Am frühen Sonntagmorgen erklärten die Rebellen, angeführt von der Islamistenallianz „Hay’at Tahrir al-Scham“ (HTS) in einer Stellungnahme: „An die Vertriebenen aus aller Welt, das freie Syrien erwartet Euch.“ Die Hauptstadt sei unter ihrer Kontrolle. Es wurden Videos vom Internationalen Flughafen verbreitet, in denen Kämpfer triumphierten. Assad, so hieß es in mehreren Berichten, sei aus Damaskus geflohen.
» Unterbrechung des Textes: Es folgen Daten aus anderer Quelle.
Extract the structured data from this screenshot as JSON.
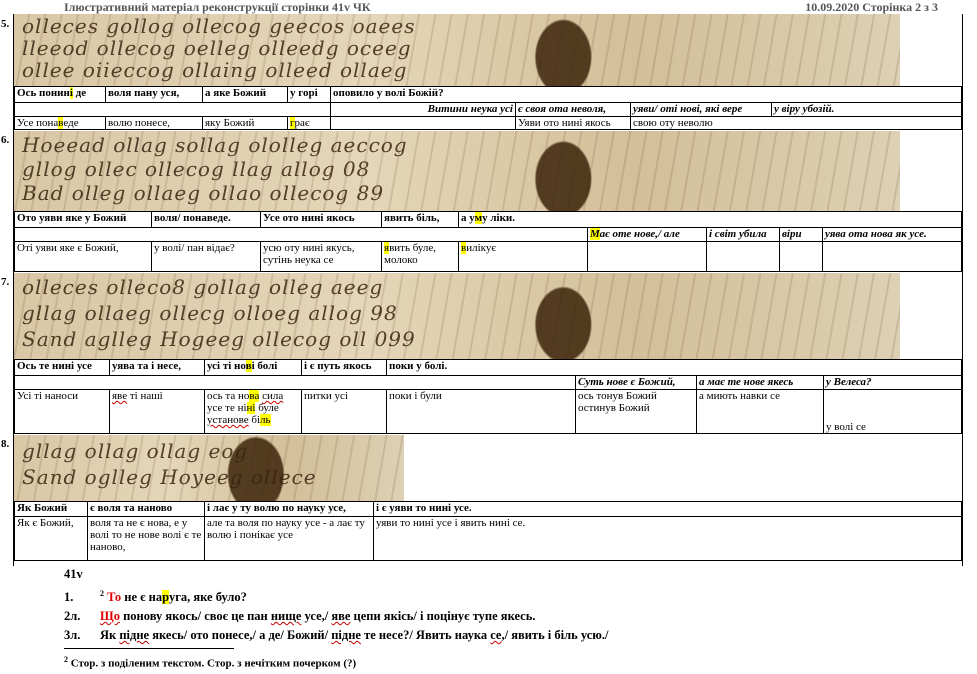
{
  "header": {
    "left": "Ілюстративний матеріал  реконструкції сторінки 41v ЧК",
    "right": "10.09.2020  Сторінка 2 з 3"
  },
  "scan_glyphs": {
    "row5": [
      "olleces gollog ollecog geecos oaees",
      "lleeod ollecog oelleg olleedg oceeg",
      "ollee oiieccog ollaing olleed ollaeg"
    ],
    "row6": [
      "Hoeead ollag sollag ololleg aeccog",
      "gllog ollec ollecog llag allog 08",
      "Bad olleg ollaeg ollao ollecog 89"
    ],
    "row7": [
      "olleces olleco8 gollag olleg aeeg",
      "gllag ollaeg ollecg olloeg allog 98",
      "Sand aglleg Hogeeg ollecog oll 099"
    ],
    "row8": [
      "gllag ollag ollag eog",
      "Sand oglleg Hoyeeg ollece"
    ]
  },
  "sections": [
    {
      "num": "5.",
      "r1": [
        "Ось понині де",
        "воля пану уся,",
        "а яке Божий",
        "у горі",
        "оповило у волі Божій?"
      ],
      "r2": [
        "Витини неука усі",
        "є  своя ота неволя,",
        "уяви/ оті нові, які вере",
        "у віру убозій."
      ],
      "r3": [
        "Усе понаведе",
        "волю понесе,",
        "яку Божий",
        "грає",
        "",
        "Уяви ото нині якось",
        "свою оту неволю"
      ]
    },
    {
      "num": "6.",
      "r1": [
        "Ото уяви яке у Божий",
        "воля/ понаведе.",
        "Усе ото нині якось",
        "явить біль,",
        "а уму ліки."
      ],
      "r2": [
        "Має оте нове,/ але",
        "і світ убила",
        "віри",
        "уява ота нова як усе."
      ],
      "r3": [
        "Оті уяви яке є Божий,",
        "у волі/ пан відає?",
        "усю оту нині якусь, сутінь неука се",
        "явить буле, молоко",
        "вилікує"
      ]
    },
    {
      "num": "7.",
      "r1": [
        "Ось те нині усе",
        "уява та і несе,",
        "усі ті нові болі",
        "і є путь якось",
        "поки у болі."
      ],
      "r2": [
        "Суть нове є Божий,",
        "а має те нове якесь",
        "у Велеса?"
      ],
      "r3": [
        "Усі ті наноси",
        "яве ті наші",
        "ось та нова сила усе те нині буле установе біль",
        "питки усі",
        "поки і були",
        "ось тонув Божий остинув Божий",
        "а миють навки се",
        "у волі се"
      ]
    },
    {
      "num": "8.",
      "r1": [
        "Як Божий",
        "є воля та наново",
        "і лає у ту волю по науку усе,",
        "і є уяви то нині усе."
      ],
      "r3": [
        "Як є Божий,",
        "воля та не є нова, е у волі то не нове волі є те наново,",
        "але та воля по науку усе - а лає ту волю і понікає усе",
        "уяви то нині усе і явить нині се."
      ]
    }
  ],
  "notes": {
    "title": "41v",
    "lines": [
      {
        "n": "1.",
        "sup": "2",
        "red": "То",
        "rest": " не є наруга, яке було?"
      },
      {
        "n": "2л.",
        "red": "Що",
        "rest": " понову якось/ своє це пан нище усе,/ яве цепи якісь/ і поцінує тупе якесь."
      },
      {
        "n": "3л.",
        "rest": "Як підне якесь/ ото понесе,/ а де/ Божий/ підне те несе?/ Явить наука се,/ явить і біль усю./"
      }
    ]
  },
  "footnote": {
    "sup": "2",
    "text": " Стор. з поділеним текстом. Стор. з нечітким почерком (?)"
  }
}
„Alle wissen, dass es für das Regime vorbei ist“, berichtet ein Einwohner der F.A.Z. am Telefon, der wie viele andere den Zusammenbruch des Regimes vor allem durch die Fenster seiner Wohnung beobachtet – die Leute blieben zu Hause, es gebe keinen Strom mehr, kaum noch Internet, die Läden hätten alle geschlossen. „Sie sind aber zu feige, sich zu ergeben“, sagt er über Baschar al-Assad und seine Erfüllungsgehilfen.
Assad zeigt sich nicht
Das Regime hatte bis zuletzt versucht, den fortschreitenden Verfall mit Propaganda zu übertünchen. Die Streitkräfte verkündeten am Samstagabend, sie hätten Hunderte „Terroristen“ getötet, Dutzende ihrer Fahrzeuge zerstört, die Bevölkerung solle der Feindpropaganda keinen Glauben schenken. Die amtliche Nachrichtenagentur meldet, der Präsident gehe seinen Geschäften nach. Aber er zeigte sich nicht. Am Samstagabend hatte es noch Gerüchte gegeben, Assad werde eine Ansprache an die Bevölkerung geben, doch die blieb aus.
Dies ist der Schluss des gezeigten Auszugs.